Shafton is a civil parish in the Metropolitan Borough of Barnsley in South Yorkshire, England, on the border with West Yorkshire. At the 2001 census it had a population of 2,840, increasing to 3,447 at the 2011 Census. The parish contains the villages of Shafton and Shafton Two Gates.

Shafton lies to the north of Shafton Two Gates, on the road to Ryhill. It is located at approximately 53° 35' 10" North, 1° 24' West, at an elevation of around 262 ft above sea level.
Sceptun in the Domesday Book of 1086 then later in c. 1160 Scaftona meaning a farmstead marked by a pole, or made with poles.

Shafton Two Gates lies to the south of Shafton and north of Cudworth, on the intersection of the A628 and A6195 roads.
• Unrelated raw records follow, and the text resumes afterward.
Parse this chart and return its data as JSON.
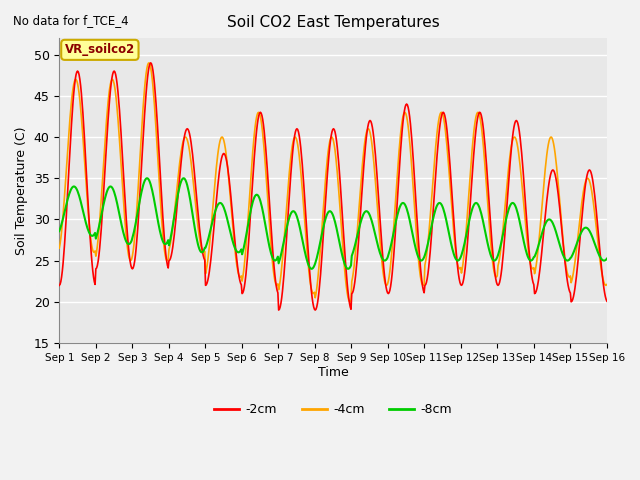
{
  "title": "Soil CO2 East Temperatures",
  "no_data_text": "No data for f_TCE_4",
  "annotation_text": "VR_soilco2",
  "ylabel": "Soil Temperature (C)",
  "xlabel": "Time",
  "ylim": [
    15,
    52
  ],
  "yticks": [
    15,
    20,
    25,
    30,
    35,
    40,
    45,
    50
  ],
  "x_labels": [
    "Sep 1",
    "Sep 2",
    "Sep 3",
    "Sep 4",
    "Sep 5",
    "Sep 6",
    "Sep 7",
    "Sep 8",
    "Sep 9",
    "Sep 10",
    "Sep 11",
    "Sep 12",
    "Sep 13",
    "Sep 14",
    "Sep 15",
    "Sep 16"
  ],
  "colors": {
    "2cm": "#FF0000",
    "4cm": "#FFA500",
    "8cm": "#00CC00"
  },
  "legend_labels": [
    "-2cm",
    "-4cm",
    "-8cm"
  ],
  "fig_bg_color": "#F2F2F2",
  "plot_bg_color": "#E8E8E8",
  "grid_color": "#FFFFFF",
  "annotation_bg": "#FFFF99",
  "annotation_border": "#CCAA00",
  "peaks_2cm": [
    48,
    48,
    49,
    41,
    38,
    43,
    41,
    41,
    42,
    44,
    43,
    43,
    42,
    36,
    36
  ],
  "troughs_2cm": [
    22,
    24,
    24,
    25,
    22,
    21,
    19,
    19,
    21,
    21,
    22,
    22,
    22,
    21,
    20
  ],
  "peaks_4cm": [
    47,
    47,
    49,
    40,
    40,
    43,
    40,
    40,
    41,
    43,
    43,
    43,
    40,
    40,
    35
  ],
  "troughs_4cm": [
    26,
    25,
    25,
    26,
    23,
    22,
    21,
    20,
    22,
    22,
    24,
    23,
    24,
    23,
    22
  ],
  "peaks_8cm": [
    34,
    34,
    35,
    35,
    32,
    33,
    31,
    31,
    31,
    32,
    32,
    32,
    32,
    30,
    29
  ],
  "troughs_8cm": [
    28,
    27,
    27,
    26,
    26,
    25,
    24,
    24,
    25,
    25,
    25,
    25,
    25,
    25,
    25
  ],
  "pts_per_day": 48,
  "n_days": 15
}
It is located at approximately , at an elevation of around 246 ft above sea level.

Shafton Two Gates takes its name from the two roads that enter Shafton at this point. The etymology derives from the Old Norse word gata, the equivalent of the modern English word road. The two roads in question are both ancient and locally important. The more southerly of the two is the road between Pontefract and Barnsley, this section of which was made into Turnpike in 1833, with a turnpike gate which was sited slightly to the east of the modern roundabout serving the Cudworth Parkway and Engine Lane. The second more northerly road, is the old Salter's road that runs from Shafton Two Gates via the North Field of Cudworth (Weetshaw Lane) through to Carlton where it continued towards Smithies and eventually up through Penistone to the Salter's Brook Bridge which marked the ancient boundary between Yorkshire and Cheshire at Longdendale (these days the boundary is between the Metropolitan Borough of Barnsley and Derbyshire). This was an ancient packhorse route.
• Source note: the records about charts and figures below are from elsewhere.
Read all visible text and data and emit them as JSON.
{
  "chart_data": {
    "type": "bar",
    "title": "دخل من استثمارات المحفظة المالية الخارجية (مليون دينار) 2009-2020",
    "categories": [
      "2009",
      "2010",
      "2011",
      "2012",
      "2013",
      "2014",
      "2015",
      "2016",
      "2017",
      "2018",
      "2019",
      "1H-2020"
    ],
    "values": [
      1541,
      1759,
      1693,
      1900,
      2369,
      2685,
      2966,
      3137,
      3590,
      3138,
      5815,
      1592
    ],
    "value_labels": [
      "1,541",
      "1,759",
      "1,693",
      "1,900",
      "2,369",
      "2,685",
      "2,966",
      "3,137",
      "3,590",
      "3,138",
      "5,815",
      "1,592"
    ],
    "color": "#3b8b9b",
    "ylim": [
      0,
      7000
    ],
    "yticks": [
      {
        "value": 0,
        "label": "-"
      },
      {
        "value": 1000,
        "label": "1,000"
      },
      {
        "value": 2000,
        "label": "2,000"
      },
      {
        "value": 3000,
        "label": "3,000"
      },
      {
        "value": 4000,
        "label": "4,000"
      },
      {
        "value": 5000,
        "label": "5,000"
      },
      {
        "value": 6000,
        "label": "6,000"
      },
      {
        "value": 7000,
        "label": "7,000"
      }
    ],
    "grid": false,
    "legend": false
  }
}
Today, Outwood Academy Shafton is located in Shafton.

Bus services in Shafton:
- Waterson's services 35, 36, 37, 38. (35 & 36 go via Shafton Hawthorne Crescent & the Green)
- Tates Travel service 34
- Stagecoach Yorkshire services 29, 48, X27, N27

==Listed building==
The parish contains one listed building that is recorded in the National Heritage List for England. It is a milepost on the south side of Brierley Road, dating from the mid to late 19th century. It is in stone with cast iron overlay, and has a triangular section and a rounded top. On the top is inscribed "BARNSLEY & PONTEFRACT ROAD" and "SHAFTON", and on the sides are the distances to Barnsley and Pontefract.